Keep it up, Virden, I thought. One or two more glimpses into what goes on inside that head of yours and I'll toss you right out of here. I don't have to like the agency's clients, but on the other hand, we don't need business badly enough so I have to put up with greedy self-centered sexists who insist on red-flagging their shortcomings.
I looked at the photograph. Five-by-seven color snapshot of Virden and a slender brunette taken on a beach somewhere, him in swim trunks and her in a two-piece suit. She had nice features—prominent cheekbones, luminous brown eyes, a generous smiling mouth.

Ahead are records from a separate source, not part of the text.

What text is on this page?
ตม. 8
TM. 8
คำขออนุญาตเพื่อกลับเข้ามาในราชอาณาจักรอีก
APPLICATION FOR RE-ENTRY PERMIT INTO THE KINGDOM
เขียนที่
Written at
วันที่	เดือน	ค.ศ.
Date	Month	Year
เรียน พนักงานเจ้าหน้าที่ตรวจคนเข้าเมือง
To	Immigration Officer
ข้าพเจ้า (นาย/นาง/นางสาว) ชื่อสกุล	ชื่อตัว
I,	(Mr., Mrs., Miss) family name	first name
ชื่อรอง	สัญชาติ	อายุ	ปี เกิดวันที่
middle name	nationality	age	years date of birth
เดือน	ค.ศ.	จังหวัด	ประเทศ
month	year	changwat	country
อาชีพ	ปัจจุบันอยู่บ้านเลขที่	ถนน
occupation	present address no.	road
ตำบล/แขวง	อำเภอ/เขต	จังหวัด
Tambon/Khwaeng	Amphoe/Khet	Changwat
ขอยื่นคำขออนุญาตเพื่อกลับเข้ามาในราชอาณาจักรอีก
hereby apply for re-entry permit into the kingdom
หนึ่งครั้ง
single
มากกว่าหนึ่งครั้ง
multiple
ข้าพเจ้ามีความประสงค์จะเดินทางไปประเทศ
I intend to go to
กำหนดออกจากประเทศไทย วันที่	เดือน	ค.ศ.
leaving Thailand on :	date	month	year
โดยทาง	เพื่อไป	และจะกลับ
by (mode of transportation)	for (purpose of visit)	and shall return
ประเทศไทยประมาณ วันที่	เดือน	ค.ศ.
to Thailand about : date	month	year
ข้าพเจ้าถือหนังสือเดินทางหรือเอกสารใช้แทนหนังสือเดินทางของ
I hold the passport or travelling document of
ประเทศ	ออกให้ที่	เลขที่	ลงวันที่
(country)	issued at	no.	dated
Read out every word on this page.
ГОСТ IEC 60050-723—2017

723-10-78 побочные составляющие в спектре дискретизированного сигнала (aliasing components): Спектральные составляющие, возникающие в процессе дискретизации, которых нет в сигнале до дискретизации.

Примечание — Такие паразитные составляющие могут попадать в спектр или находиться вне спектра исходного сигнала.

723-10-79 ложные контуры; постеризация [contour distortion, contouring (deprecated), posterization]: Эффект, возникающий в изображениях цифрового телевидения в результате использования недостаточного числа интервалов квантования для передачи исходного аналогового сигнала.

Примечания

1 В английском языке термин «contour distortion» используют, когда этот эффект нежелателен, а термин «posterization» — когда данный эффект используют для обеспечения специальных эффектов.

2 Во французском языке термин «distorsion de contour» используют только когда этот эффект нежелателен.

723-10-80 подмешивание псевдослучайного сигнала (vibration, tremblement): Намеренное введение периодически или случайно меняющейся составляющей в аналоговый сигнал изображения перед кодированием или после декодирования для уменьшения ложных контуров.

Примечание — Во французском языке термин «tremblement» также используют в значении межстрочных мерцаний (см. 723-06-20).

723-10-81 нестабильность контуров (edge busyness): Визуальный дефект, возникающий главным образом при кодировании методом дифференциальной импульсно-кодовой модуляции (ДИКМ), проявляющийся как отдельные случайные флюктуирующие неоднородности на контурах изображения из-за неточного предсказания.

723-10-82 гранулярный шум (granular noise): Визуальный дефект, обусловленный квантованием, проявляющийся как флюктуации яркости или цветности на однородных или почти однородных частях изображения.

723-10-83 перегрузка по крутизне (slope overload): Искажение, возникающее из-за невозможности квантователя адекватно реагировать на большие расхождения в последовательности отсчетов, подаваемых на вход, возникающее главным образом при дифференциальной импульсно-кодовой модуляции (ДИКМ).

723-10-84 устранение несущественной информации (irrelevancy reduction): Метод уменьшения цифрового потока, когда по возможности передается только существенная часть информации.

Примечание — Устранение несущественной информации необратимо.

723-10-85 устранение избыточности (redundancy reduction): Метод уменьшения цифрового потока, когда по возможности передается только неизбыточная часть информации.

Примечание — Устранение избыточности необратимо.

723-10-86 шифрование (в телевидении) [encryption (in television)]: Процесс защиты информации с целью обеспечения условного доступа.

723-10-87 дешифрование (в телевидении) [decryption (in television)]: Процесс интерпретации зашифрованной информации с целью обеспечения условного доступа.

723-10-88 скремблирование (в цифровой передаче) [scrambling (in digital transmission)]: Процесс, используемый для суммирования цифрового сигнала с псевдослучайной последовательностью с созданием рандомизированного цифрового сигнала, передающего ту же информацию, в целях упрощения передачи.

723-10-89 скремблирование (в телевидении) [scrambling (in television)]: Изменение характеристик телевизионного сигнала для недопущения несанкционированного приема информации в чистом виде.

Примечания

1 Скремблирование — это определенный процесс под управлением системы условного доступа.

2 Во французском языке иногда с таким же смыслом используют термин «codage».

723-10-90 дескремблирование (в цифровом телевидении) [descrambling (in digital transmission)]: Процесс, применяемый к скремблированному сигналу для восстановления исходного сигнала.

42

The swimsuit accentuated her other physical assets, no doubt the primary ones that had attracted Virden.
"How old was she when this was taken?"
"Let's see. Thirty-one, thirty-two … yeah, thirty-two."
"Do you remember her birth date?"
"Birth date." His face screwed up in thought, smoothed out again. "I'm not very good with dates."
"The month, at least."
"June? No, July. That's right; I remember now because it was a few days after the Fourth. Sixth, seventh, eighth, one of those."
I asked him a few more questions, and he managed not to annoy me with his answers. So then I told him how much the investigation would cost, resisting an impulse to juice the charges a little. He didn't bat an eye. Hell, why should he? It was small change compared to what he expected to be privy to once he joined the LoPresti family.
He signed the standard agency contract, wrote out a check for the retainer. "So," he said then, "how long do you think it'll take to find her?"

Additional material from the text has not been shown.